Flat data beats nested data for catalogs#
My first instinct was to nest items: skills containing sub-skills, agents containing their tool lists, rules grouped by directory. I'm glad I went flat instead. Every item is a peer. The category tabs and tag filters provide all the grouping you need, and the rendering code stays trivially simple.
TypeScript files are underrated as data stores#
For small, infrequently changing datasets (under 1000 items), a typed TypeScript array is better than a JSON file, a YAML file, or a database table. You get:
- Compile-time validation
- IDE autocomplete
- Template literals for code snippets (no escaping nightmares)
- Import/export with zero parsing overhead
- Helper functions co-located with the data
When to Graduate to a Database
If your catalog grows past a few hundred items, or if you need user-generated content (ratings, comments), or if multiple people are editing concurrently, then move to a database. For a personal config catalog? A TypeScript file is perfect.

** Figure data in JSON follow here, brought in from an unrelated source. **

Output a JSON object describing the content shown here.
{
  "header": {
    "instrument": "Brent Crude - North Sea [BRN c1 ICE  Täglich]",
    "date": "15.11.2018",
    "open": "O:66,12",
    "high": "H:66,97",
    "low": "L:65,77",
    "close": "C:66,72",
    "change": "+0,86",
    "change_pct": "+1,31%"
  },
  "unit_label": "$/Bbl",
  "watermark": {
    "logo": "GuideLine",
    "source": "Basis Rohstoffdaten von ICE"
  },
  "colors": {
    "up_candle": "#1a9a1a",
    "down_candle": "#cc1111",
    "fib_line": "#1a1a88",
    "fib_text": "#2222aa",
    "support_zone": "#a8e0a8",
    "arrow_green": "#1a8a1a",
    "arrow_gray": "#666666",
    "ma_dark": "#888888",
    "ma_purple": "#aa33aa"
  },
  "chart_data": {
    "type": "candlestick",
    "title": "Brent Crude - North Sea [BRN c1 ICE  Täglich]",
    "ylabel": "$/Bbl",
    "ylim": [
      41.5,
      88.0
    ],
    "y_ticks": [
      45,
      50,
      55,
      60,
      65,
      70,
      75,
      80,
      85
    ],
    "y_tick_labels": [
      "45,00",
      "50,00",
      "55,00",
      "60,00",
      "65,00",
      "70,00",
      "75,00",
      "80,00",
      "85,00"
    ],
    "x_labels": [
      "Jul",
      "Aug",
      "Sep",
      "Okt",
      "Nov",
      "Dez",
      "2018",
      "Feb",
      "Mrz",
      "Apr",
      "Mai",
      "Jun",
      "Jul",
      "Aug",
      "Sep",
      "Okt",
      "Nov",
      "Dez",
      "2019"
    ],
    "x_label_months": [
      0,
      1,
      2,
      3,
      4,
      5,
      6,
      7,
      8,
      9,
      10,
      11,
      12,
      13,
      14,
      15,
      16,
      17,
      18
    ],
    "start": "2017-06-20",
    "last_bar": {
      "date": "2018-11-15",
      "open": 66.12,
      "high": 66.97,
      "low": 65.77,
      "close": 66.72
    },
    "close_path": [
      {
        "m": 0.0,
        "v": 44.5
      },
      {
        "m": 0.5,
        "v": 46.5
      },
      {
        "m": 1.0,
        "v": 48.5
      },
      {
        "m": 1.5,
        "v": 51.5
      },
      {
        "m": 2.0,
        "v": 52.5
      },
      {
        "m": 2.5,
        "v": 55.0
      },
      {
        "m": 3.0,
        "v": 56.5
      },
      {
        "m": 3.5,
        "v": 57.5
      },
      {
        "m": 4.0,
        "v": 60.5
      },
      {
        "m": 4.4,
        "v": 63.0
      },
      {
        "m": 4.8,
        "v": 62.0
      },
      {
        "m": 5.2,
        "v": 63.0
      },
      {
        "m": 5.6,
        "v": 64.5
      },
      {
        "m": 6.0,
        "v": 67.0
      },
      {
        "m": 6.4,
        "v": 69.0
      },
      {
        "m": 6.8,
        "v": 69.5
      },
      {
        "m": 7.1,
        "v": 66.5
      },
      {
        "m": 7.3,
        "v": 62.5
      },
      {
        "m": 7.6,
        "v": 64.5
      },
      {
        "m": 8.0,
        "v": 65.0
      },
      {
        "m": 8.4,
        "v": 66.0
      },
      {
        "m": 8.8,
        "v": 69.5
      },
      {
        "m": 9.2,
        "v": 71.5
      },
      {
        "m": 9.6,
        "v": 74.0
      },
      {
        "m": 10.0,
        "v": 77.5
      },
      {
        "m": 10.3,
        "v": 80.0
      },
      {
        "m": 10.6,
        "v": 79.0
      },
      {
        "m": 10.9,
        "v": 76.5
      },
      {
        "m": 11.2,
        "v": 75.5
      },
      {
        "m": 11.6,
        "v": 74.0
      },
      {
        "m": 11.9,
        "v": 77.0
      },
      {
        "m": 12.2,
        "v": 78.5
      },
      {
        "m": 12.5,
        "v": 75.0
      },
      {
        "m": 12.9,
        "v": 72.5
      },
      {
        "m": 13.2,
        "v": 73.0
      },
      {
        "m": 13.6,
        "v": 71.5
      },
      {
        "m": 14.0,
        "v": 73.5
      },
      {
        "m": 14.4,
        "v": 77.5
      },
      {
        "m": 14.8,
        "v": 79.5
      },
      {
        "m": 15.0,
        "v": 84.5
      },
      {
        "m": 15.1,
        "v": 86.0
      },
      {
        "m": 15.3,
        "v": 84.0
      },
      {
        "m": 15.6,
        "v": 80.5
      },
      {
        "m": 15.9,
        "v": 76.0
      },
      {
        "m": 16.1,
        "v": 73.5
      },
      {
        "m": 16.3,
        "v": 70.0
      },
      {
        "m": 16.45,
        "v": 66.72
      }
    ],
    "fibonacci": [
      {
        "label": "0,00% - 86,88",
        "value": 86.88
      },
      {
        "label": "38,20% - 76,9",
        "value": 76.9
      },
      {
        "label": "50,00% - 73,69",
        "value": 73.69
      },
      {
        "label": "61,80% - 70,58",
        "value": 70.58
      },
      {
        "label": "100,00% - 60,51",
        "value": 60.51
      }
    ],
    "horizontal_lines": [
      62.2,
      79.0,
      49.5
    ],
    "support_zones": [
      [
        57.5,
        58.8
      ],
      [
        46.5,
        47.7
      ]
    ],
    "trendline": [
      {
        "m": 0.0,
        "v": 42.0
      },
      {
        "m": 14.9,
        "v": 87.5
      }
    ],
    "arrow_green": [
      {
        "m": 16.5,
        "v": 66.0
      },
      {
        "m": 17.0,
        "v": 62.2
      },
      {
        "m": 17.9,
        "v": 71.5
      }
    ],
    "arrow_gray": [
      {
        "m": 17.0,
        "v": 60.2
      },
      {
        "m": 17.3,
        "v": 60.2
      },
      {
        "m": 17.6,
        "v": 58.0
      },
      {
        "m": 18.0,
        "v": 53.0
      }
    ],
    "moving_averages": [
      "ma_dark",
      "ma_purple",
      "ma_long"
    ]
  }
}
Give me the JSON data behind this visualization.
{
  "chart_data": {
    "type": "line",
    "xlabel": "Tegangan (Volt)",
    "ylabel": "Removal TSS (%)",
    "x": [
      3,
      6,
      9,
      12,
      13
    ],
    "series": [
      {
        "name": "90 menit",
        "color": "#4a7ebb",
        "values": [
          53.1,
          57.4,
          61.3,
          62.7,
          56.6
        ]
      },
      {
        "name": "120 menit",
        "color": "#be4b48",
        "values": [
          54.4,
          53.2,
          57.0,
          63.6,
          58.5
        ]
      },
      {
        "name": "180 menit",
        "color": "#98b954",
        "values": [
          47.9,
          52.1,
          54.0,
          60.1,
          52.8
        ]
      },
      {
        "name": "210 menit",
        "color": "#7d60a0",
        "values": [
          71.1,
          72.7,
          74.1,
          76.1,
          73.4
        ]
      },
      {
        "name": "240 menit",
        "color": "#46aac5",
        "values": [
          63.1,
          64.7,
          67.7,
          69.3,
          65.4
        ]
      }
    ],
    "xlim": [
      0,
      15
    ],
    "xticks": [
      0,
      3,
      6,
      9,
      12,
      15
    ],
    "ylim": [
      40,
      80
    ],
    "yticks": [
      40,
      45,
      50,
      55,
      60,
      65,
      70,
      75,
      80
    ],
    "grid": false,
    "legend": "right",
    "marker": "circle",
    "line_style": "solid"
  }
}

The 52-item catalog is a living document#
Every time I create a new agent, learn a new skill, or add a rule, I need to add an entry to skills-data.ts. This is a feature, not a bug. It forces me to write a summary, list dependencies, and document integration steps for everything I build. The catalog is both the showcase and the documentation.
The Numbers#
- Items cataloged: 52
- Source repos scanned: 3
- Background agent tool calls: 110
- New files created: 3 (data, component, page)
- Existing files modified: 2 (nav, footer)
- New dependencies added: 0
- Lines of TypeScript: ~1,800
The page is live at /skills. Go browse around. And if you're building your own Claude Code configuration, maybe it'll give you ideas for what to build next.